Il fallait tout faire pour que l'accusation de viol ne revînt pas à Thésée. La Préface en témoigne et là réside la clé de la différence qui sépare les deux versions. Car, la hâte de Thésée éclate dans la version primitive; sans disparaître complètement, elle s'atténue dans la version actuelle. Tout de même que dans la version actuelle, interprétée à la lumière de la Préface, l'autonomie de Thésée s'est effacée ; Œnone a tout fait, tout dit, tout montré et Thésée se présente comme le jouet du mensonge d'autrui, l'innocente victime, l'homme d'honneur trop confiant pour soupçonner tant de noirceur. On retrouve la situation du More de Venise ; la technique d'Œnone rappelle celle d'Iago, accuser et proposer à l'appui de son accusation l'objet matériel même qui devrait prouver l'innocence.[19] Dans la version primitive, Thésée est absolument libre ; infiniment plus subtile qu'Iago, Œnone n'a dit que des paroles à double entente et n'a montré que des indices à double lecture. Thésée seul choisit. Qui plus est, lui seul, en excès des indices, conclut en hâte au plus abominable. Son erreur n'a d'autre cause que lui-même.


Le pivot de la tragédie primitive n'est donc pas le mensonge d'Œnone - du reste Œnone n'a pas menti-, mais la hâte de Thésée.
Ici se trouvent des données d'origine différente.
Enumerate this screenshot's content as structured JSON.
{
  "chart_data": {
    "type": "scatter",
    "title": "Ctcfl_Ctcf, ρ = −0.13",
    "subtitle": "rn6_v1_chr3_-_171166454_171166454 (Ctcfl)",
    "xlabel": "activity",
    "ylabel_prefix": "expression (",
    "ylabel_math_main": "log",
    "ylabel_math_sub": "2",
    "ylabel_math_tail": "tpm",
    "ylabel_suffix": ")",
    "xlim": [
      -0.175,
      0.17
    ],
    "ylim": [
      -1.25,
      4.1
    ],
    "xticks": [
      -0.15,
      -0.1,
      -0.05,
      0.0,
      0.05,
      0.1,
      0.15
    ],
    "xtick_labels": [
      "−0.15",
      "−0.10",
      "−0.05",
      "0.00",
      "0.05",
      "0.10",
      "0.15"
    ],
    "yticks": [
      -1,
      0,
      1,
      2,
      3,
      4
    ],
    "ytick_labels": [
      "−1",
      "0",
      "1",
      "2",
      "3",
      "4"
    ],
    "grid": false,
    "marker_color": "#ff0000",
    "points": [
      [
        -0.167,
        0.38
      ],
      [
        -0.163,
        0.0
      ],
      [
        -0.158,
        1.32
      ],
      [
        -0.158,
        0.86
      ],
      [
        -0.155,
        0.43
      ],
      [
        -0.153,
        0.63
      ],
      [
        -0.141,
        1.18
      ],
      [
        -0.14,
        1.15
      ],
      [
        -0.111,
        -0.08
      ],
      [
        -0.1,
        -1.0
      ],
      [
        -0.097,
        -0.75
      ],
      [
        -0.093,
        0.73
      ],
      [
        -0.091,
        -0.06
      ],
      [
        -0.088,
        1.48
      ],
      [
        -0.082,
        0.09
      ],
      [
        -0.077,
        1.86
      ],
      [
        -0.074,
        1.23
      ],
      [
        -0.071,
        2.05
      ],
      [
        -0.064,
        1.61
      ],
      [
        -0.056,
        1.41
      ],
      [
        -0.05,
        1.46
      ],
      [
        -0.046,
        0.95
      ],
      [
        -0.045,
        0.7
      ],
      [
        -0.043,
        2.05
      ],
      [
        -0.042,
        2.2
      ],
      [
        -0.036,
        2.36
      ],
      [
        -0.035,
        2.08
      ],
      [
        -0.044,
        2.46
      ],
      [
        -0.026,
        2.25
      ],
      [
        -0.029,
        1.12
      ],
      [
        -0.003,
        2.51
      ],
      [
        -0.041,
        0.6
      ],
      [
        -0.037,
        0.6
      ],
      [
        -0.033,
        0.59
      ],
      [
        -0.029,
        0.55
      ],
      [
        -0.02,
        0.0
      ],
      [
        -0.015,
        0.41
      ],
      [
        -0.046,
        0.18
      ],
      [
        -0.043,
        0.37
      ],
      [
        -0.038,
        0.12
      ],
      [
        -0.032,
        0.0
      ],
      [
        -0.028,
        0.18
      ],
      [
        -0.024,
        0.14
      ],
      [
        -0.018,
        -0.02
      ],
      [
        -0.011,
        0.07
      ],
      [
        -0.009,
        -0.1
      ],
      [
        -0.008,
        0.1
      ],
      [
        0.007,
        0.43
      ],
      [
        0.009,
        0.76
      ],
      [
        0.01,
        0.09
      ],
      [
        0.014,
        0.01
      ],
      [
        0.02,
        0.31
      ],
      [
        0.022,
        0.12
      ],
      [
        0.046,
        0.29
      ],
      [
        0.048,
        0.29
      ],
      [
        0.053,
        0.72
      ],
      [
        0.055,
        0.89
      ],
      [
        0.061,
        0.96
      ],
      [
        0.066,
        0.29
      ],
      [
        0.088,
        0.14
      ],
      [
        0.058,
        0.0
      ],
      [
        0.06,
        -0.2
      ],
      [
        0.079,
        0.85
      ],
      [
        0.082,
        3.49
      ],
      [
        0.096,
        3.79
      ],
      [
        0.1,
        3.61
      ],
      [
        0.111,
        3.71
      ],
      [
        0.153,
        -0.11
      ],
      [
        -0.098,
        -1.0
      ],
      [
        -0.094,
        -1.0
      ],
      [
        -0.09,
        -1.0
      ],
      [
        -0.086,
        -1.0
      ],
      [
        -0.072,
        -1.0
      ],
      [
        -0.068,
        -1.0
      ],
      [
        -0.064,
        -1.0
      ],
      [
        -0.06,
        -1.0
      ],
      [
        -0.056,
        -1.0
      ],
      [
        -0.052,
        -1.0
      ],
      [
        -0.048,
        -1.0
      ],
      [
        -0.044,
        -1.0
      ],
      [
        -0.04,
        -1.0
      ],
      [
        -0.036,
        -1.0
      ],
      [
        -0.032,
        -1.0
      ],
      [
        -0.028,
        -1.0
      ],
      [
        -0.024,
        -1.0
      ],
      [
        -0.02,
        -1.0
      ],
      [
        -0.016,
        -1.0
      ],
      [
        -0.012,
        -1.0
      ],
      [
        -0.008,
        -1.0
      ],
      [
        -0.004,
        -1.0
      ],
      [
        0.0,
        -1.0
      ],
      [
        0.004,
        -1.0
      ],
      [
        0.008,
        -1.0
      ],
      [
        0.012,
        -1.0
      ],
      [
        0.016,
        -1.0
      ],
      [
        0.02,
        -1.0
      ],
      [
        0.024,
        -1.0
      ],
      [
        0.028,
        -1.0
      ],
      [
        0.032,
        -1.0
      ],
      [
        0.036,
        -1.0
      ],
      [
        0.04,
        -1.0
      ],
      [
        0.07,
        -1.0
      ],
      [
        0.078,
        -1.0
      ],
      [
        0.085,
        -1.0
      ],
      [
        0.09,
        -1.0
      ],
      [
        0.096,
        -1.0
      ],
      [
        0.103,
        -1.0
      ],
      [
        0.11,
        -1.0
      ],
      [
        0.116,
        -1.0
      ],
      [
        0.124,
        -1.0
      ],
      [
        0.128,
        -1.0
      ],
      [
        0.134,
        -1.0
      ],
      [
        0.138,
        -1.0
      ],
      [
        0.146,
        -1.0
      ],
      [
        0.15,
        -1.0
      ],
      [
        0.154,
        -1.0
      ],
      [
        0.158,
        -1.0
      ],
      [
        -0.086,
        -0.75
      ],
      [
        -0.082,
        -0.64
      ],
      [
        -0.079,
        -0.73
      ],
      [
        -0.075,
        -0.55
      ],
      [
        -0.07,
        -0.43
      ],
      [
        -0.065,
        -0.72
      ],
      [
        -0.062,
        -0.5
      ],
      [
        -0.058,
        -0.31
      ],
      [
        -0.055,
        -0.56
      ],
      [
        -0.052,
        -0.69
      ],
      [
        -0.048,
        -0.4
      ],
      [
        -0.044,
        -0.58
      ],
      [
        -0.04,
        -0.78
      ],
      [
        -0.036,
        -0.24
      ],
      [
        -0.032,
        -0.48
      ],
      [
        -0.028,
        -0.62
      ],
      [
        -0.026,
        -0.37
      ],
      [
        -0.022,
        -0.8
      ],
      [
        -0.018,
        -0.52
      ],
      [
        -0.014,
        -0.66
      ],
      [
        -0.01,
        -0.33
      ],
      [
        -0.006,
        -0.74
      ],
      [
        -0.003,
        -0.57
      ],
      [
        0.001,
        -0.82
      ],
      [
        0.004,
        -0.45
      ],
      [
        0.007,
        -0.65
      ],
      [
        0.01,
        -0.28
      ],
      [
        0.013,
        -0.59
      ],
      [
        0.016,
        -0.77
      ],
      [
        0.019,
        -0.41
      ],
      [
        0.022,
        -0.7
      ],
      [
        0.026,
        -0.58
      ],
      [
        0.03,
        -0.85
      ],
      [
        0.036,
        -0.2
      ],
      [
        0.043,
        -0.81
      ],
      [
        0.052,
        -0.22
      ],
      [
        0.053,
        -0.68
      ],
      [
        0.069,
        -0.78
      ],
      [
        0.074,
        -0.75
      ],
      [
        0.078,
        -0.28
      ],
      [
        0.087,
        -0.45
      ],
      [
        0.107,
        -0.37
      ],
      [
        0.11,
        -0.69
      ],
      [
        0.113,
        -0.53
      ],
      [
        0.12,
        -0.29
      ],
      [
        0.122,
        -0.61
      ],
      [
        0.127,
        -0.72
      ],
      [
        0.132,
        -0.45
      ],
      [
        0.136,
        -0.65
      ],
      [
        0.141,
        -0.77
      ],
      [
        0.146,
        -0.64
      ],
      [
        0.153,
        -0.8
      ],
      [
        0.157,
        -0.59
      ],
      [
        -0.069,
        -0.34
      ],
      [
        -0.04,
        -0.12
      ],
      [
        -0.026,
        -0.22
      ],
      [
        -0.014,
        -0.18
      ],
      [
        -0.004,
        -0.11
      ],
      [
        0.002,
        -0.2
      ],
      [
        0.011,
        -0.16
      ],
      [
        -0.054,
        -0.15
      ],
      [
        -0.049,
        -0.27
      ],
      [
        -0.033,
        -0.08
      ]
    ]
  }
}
La question se pose alors : quel est le moteur de cette hâte ? Pour le comprendre, il faut revenir à la scène primitive 3, en lui intégrant la lecture que Subligny nous fait connaître, « à ce chaste maintien ». Nous tenons premièrement que la correction qui a modifié chaste en noble et celle qui a déplacé le monologue au début de la scène 1 ne sont en fait qu'une seule et même décision; nous tenons secondement que la chasteté d'Hippolyte, centrale dans la scène primitive 3, et la hâte de Thésée dans la scène primitive 2, s'articulent étroitement, au point que modifier la mention de l'une devait amener à modifier la position de l'autre.


Car enfin, cette scène primitive 3, mis à part la mention de la chasteté au vers 1035, demeure inchangée dans la version actuelle. On ne peut manquer d'être frappé alors par la place qu'y tient entre le père et le fils la question de la femme : non pas l'épouse en général, mais bel et bien l'objet du plaisir sexuel - toucher ou ne pas toucher aux femmes, telle est la question. Or, cette même question est essentielle également dans la rencontre de Phèdre et d'Hippolyte, où elle est évoquée notamment par le biais de l'inconduite de Thésée.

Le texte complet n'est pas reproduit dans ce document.